Failure to Prevent Falls and Update Care Plans
Penalty
Summary
The facility failed to ensure a safe environment free from accident hazards and did not provide adequate supervision to prevent accidents for two residents. Resident #2, with a history of falls and requiring moderate assistance for transfers, experienced multiple falls from their wheelchair over a two-month period. Despite these incidents, there was no documented evidence of new interventions being implemented to prevent further falls, and the resident's care plan was not updated accordingly. Resident #3, who was cognitively intact but had poor safety awareness, also experienced several unwitnessed falls, some resulting in minor injuries. The resident's care plan included interventions such as anti-skid socks and a well-lit environment, but there was no documentation of new interventions following each fall. The Director of Nursing acknowledged the resident's poor safety awareness and confusion but did not provide evidence of additional measures taken to prevent further falls. Interviews with the Director of Nursing and the Administrator revealed that while the facility held regular meetings to discuss fall risks and safety interventions, there was a lack of documented follow-up actions or new interventions for the residents involved. The facility's failure to update care plans and implement effective fall prevention strategies contributed to the ongoing risk of accidents for these residents.
Plan Of Correction
Plan of Correction: Approved January 29, 2025 Plan for affected Resident: Resident #2 continues wheelchair pad alarm and remains in supervised area for safety. All fall interventions will be documented on updated care plan at the time of fall and reviewed at the risk meeting weekly. Resident has not had any recent falls. Resident #3 is no longer at the facility. Plan to identify other potentially affected residents: All admissions and readmission fall risk assessments will be reviewed upon admission and each quarter to ensure the appropriate interventions are in place to aid in the prevention of falls based upon the resident risk category.
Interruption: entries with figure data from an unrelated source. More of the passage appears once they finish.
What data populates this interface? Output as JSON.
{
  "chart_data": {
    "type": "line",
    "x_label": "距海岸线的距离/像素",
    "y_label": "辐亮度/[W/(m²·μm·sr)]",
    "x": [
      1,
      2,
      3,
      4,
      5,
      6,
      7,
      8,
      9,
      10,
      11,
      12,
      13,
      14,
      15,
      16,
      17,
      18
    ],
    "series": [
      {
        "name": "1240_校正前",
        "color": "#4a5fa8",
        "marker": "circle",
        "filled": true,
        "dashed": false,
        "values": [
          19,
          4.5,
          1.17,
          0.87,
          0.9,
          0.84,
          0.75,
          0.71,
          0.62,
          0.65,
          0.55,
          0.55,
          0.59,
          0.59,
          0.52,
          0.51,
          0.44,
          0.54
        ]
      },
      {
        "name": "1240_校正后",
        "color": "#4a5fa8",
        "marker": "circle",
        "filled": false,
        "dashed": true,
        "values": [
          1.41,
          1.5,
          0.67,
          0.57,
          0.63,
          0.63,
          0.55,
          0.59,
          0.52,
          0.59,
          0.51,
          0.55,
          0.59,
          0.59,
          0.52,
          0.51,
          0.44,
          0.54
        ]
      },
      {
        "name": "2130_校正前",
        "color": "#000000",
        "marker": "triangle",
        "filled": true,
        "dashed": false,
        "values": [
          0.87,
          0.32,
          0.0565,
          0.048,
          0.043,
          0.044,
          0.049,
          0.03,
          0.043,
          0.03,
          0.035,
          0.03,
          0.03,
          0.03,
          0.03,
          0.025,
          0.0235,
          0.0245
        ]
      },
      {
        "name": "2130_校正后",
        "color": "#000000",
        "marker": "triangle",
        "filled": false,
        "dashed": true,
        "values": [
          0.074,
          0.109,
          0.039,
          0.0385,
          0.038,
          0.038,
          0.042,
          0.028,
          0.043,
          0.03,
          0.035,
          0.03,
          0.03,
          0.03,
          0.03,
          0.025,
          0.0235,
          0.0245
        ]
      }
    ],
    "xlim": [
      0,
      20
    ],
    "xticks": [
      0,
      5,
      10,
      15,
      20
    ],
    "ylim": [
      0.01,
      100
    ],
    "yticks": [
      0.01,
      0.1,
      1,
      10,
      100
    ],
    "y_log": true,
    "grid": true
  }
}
Resident charts were audited from (MONTH) 1st 2024 to current for residents that are at risk for falls to ensure that appropriate interventions are in place. Plan for system changes and measures to prevent recurrence: The fall policy was reviewed and updated. The facility will take the following measures to ensure the problem does not reoccur: Nurse educator/designee will re-educate all licensed nursing staff on Fall Risk assessment and Fall Prevention. All CNA’s will be in-serviced on fall prevention by Staff Educator/designee. All new admissions/readmissions and any incident or accident that took place the day before will be reviewed at the morning IDT meeting to ensure that interventions are in place and properly documented. All new admission & re-admission resident charts will be audited weekly by ADON/Designee. Additionally, those residents who are at risk of falls will be in a supervised area for safety. Daily Environmental rounds will be conducted by nurse managers/supervisor and nurse educator to ensure the unit is free from accident hazards as is possible. Nursing staff will rotate supervised areas to ensure adequate supervision is being provided for residents that are at risk, as documented on the CNA assignment. Plan for monitoring corrective action: The facility plans to monitor its performance to make sure that solutions are substantiated by doing weekly audits that will be conducted by the nurse managers/designee to ensure all residents discussed at the at-risk meeting/admission and readmission have fall interventions with date in place. Findings will be reported to the QAPI committee monthly times three (3) and quarterly times two (2) thereafter.